© JUNGE FREIHEIT Verlag GmbH & Co. www.jungefreiheit.de 12/06 17. März 2006

WIRTSCHAFT
Hysterisierte Gesellschaft
Jens Jessen

Die Katastrophenlust greift in Deutschland um sich. Die Würmer in Fischen, die vor Jahren zu einem rapiden Verkaufsrückgang führten, die Angst vor BSE, die den Ruin von Rindfleischerzeugern und Fleischern brachte. Die Maul- und Klauenseuche, Nitrofen in Putenfleisch und Getreide als Gefahr für Leib und Leben, vergammeltes Fleisch auf Frisch getrimmt zum Verzehr in den Lebensmittelketten untergebracht - die Lebensmittelskandale der letzten Jahre haben die Deutschen hysterisiert. Die Vogelgrippe ist da nur das I-Tüpfelchen auf die allgemeine Verunsicherung. Über ihr alltägliches Eßverhalten scheinen sich viele aber kaum Gedanken zu machen. Tatsächlich gibt es hundertmal mehr Tote durch unausgewogene Ernährung als durch vergiftete Nahrung, bestätigt Camilla Sandvik von der Universität Oslo, die sich bei der EU-Kommission mit dem Thema befaßt hat.

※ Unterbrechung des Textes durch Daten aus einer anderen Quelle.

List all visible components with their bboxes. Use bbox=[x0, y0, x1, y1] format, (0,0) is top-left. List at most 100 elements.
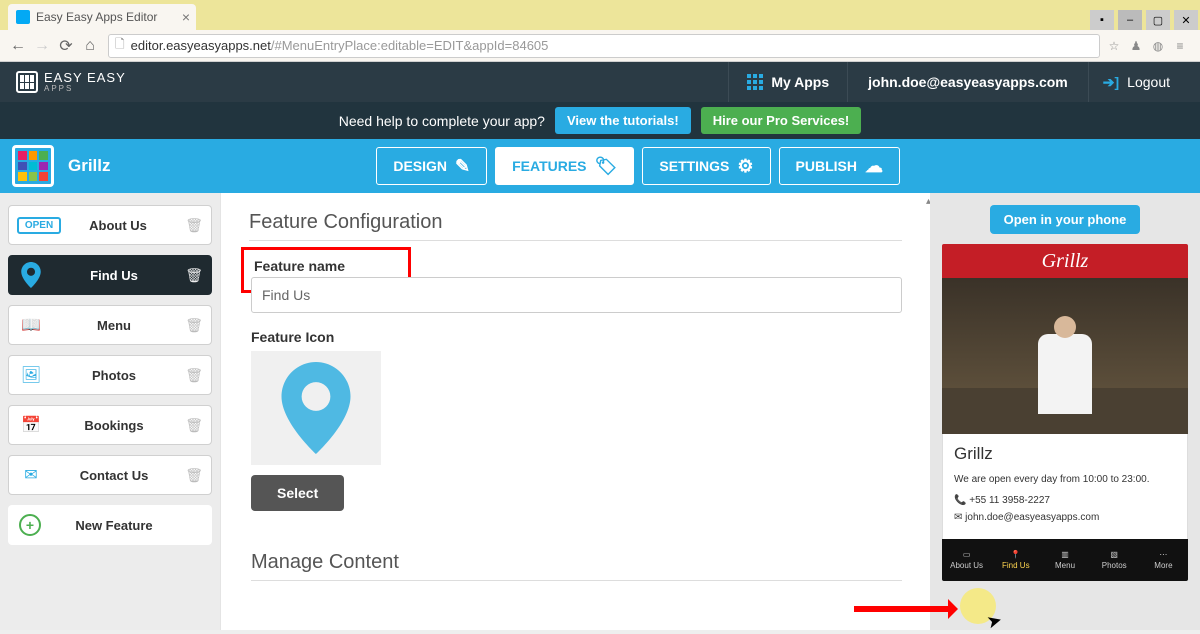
user-email[interactable]: john.doe@easyeasyapps.com bbox=[847, 62, 1088, 102]
preview-hours: We are open every day from 10:00 to 23:0… bbox=[954, 474, 1176, 485]
tag-icon: 🏷 bbox=[595, 156, 618, 177]
preview-tab-more[interactable]: ⋯More bbox=[1139, 539, 1188, 581]
open-sign-icon: OPEN bbox=[17, 217, 61, 234]
browser-toolbar: ← → ⟳ ⌂ 🗋 editor.easyeasyapps.net/#MenuE… bbox=[0, 30, 1200, 62]
logo[interactable]: EASY EASY APPS bbox=[16, 71, 126, 93]
help-prompt: Need help to complete your app? bbox=[339, 113, 545, 129]
trash-icon[interactable]: 🗑 bbox=[185, 267, 203, 284]
preview-app-title: Grillz bbox=[954, 444, 1176, 464]
image-icon: 🖼 bbox=[9, 365, 53, 385]
sidebar-item-photos[interactable]: 🖼 Photos 🗑 bbox=[8, 355, 212, 395]
preview-phone-number: +55 11 3958-2227 bbox=[969, 495, 1050, 506]
image-icon: ▧ bbox=[1110, 550, 1118, 559]
user-switch-button[interactable]: ▪ bbox=[1090, 10, 1114, 30]
star-icon[interactable]: ☆ bbox=[1106, 38, 1122, 54]
section-tabs: DESIGN ✎ FEATURES 🏷 SETTINGS ⚙ PUBLISH ☁ bbox=[376, 147, 900, 185]
trash-icon[interactable]: 🗑 bbox=[185, 217, 203, 234]
phone-frame: Grillz Grillz We are open every day from… bbox=[942, 244, 1188, 581]
tab-favicon bbox=[16, 10, 30, 24]
book-icon: ▥ bbox=[1061, 550, 1069, 559]
phone-body: Grillz We are open every day from 10:00 … bbox=[942, 434, 1188, 539]
logout-button[interactable]: ➔] Logout bbox=[1088, 62, 1184, 102]
app-logo-icon bbox=[12, 145, 54, 187]
calendar-icon: 📅 bbox=[9, 415, 53, 435]
select-icon-button[interactable]: Select bbox=[251, 475, 344, 511]
menu-icon[interactable]: ≡ bbox=[1172, 38, 1188, 54]
pin-ext-icon[interactable]: ♟ bbox=[1128, 38, 1144, 54]
globe-ext-icon[interactable]: ◍ bbox=[1150, 38, 1166, 54]
window-buttons: ▪ – ▢ ✕ bbox=[1088, 8, 1200, 30]
hire-pro-button[interactable]: Hire our Pro Services! bbox=[701, 107, 862, 134]
feature-sidebar: OPEN About Us 🗑 Find Us 🗑 📖 Menu 🗑 🖼 Pho… bbox=[0, 193, 220, 630]
phone-brand-header: Grillz bbox=[942, 244, 1188, 278]
tab-design[interactable]: DESIGN ✎ bbox=[376, 147, 487, 185]
pin-icon: 📍 bbox=[1011, 550, 1021, 559]
maximize-button[interactable]: ▢ bbox=[1146, 10, 1170, 30]
browser-titlebar: Easy Easy Apps Editor × ▪ – ▢ ✕ bbox=[0, 0, 1200, 30]
preview-tab-label: About Us bbox=[950, 561, 983, 570]
minimize-button[interactable]: – bbox=[1118, 10, 1142, 30]
tab-features-label: FEATURES bbox=[512, 158, 586, 174]
my-apps-button[interactable]: My Apps bbox=[728, 62, 847, 102]
tab-features[interactable]: FEATURES 🏷 bbox=[495, 147, 634, 185]
logout-icon: ➔] bbox=[1103, 74, 1119, 91]
sidebar-item-label: New Feature bbox=[52, 518, 212, 533]
tab-publish-label: PUBLISH bbox=[796, 158, 857, 174]
trash-icon[interactable]: 🗑 bbox=[185, 317, 203, 334]
preview-tab-menu[interactable]: ▥ Menu bbox=[1040, 539, 1089, 581]
close-window-button[interactable]: ✕ bbox=[1174, 10, 1198, 30]
page-icon: 🗋 bbox=[115, 35, 125, 56]
sidebar-item-about-us[interactable]: OPEN About Us 🗑 bbox=[8, 205, 212, 245]
forward-button: → bbox=[30, 34, 54, 58]
tab-close-icon[interactable]: × bbox=[182, 9, 190, 25]
url-path: /#MenuEntryPlace:editable=EDIT&appId=846… bbox=[271, 38, 549, 53]
gear-icon: ⚙ bbox=[737, 156, 753, 177]
sidebar-item-bookings[interactable]: 📅 Bookings 🗑 bbox=[8, 405, 212, 445]
tab-publish[interactable]: PUBLISH ☁ bbox=[779, 147, 900, 185]
config-panel: Feature Configuration Feature name Featu… bbox=[220, 193, 930, 630]
feature-icon-preview bbox=[251, 351, 381, 465]
main-row: OPEN About Us 🗑 Find Us 🗑 📖 Menu 🗑 🖼 Pho… bbox=[0, 193, 1200, 630]
feature-name-input[interactable] bbox=[251, 277, 902, 313]
preview-tab-findus[interactable]: 📍Find Us bbox=[991, 539, 1040, 581]
browser-tab[interactable]: Easy Easy Apps Editor × bbox=[8, 4, 196, 30]
preview-phone: 📞 +55 11 3958-2227 bbox=[954, 495, 1176, 506]
section-title: Feature Configuration bbox=[249, 211, 902, 241]
pin-icon bbox=[9, 262, 53, 288]
cloud-upload-icon: ☁ bbox=[865, 156, 883, 177]
open-in-phone-button[interactable]: Open in your phone bbox=[990, 205, 1141, 234]
preview-tabbar: ▭About Us 📍Find Us ▥ Menu ▧Photos ⋯More bbox=[942, 539, 1188, 581]
sidebar-new-feature[interactable]: + New Feature bbox=[8, 505, 212, 545]
preview-tab-label: Menu bbox=[1055, 561, 1075, 570]
app-name: Grillz bbox=[68, 156, 111, 176]
tab-title: Easy Easy Apps Editor bbox=[36, 10, 157, 24]
grid-icon bbox=[747, 74, 763, 90]
trash-icon[interactable]: 🗑 bbox=[185, 367, 203, 384]
phone-preview-panel: Open in your phone Grillz Grillz We are … bbox=[930, 193, 1200, 630]
manage-content-title: Manage Content bbox=[251, 551, 902, 581]
sidebar-item-find-us[interactable]: Find Us 🗑 bbox=[8, 255, 212, 295]
preview-tab-photos[interactable]: ▧Photos bbox=[1090, 539, 1139, 581]
view-tutorials-button[interactable]: View the tutorials! bbox=[555, 107, 691, 134]
preview-tab-about[interactable]: ▭About Us bbox=[942, 539, 991, 581]
tab-design-label: DESIGN bbox=[393, 158, 447, 174]
trash-icon[interactable]: 🗑 bbox=[185, 417, 203, 434]
feature-name-label: Feature name bbox=[254, 258, 398, 274]
extension-icons: ☆ ♟ ◍ ≡ bbox=[1106, 38, 1194, 54]
logo-text-line2: APPS bbox=[44, 84, 126, 93]
home-button[interactable]: ⌂ bbox=[78, 34, 102, 58]
map-pin-icon bbox=[281, 362, 351, 454]
app-topbar: EASY EASY APPS My Apps john.doe@easyeasy… bbox=[0, 62, 1200, 102]
url-host: editor.easyeasyapps.net bbox=[131, 38, 271, 53]
reload-button[interactable]: ⟳ bbox=[54, 34, 78, 58]
trash-icon[interactable]: 🗑 bbox=[185, 467, 203, 484]
back-button[interactable]: ← bbox=[6, 34, 30, 58]
mail-icon: ✉ bbox=[9, 465, 53, 485]
phone-hero-image bbox=[942, 278, 1188, 434]
annotation-arrow bbox=[854, 606, 954, 612]
sidebar-item-menu[interactable]: 📖 Menu 🗑 bbox=[8, 305, 212, 345]
logo-icon bbox=[16, 71, 38, 93]
address-bar[interactable]: 🗋 editor.easyeasyapps.net/#MenuEntryPlac… bbox=[108, 34, 1100, 58]
sidebar-item-contact-us[interactable]: ✉ Contact Us 🗑 bbox=[8, 455, 212, 495]
tab-settings[interactable]: SETTINGS ⚙ bbox=[642, 147, 770, 185]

Karen Lock von der Londoner School of Hygiene and Tropical Medicine - sie arbeitet derzeit an einer WHO-Studie über die globale Belastung von ernährungsbedingten Krankheiten - stellte fest: "Der mangelnde Verzehr von Obst und Gemüse hat einen viel größeren Einfluß auf die Gesundheit, als jeder von uns gedacht hätte."

Die Sozialpolitiker aller Parteien haben eine Katastrophe herbeigeführt, die den sozialen Frieden zerstören kann. Die Meinungsmacher in den Medien können mit Katastrophenmeldungen der Renten das demokratische System untergraben. Alle denkbaren Fehlentwicklungen - die konjunkturelle Misere, die Geburtenkrise, die zunehmende Vergreisung Deutschlands - zerstören die 1889 von Bismarck im Reichstag durchgesetzte Rentenversicherung. Dagegen ist auch eine gesunde Ernährung kein Heilmittel.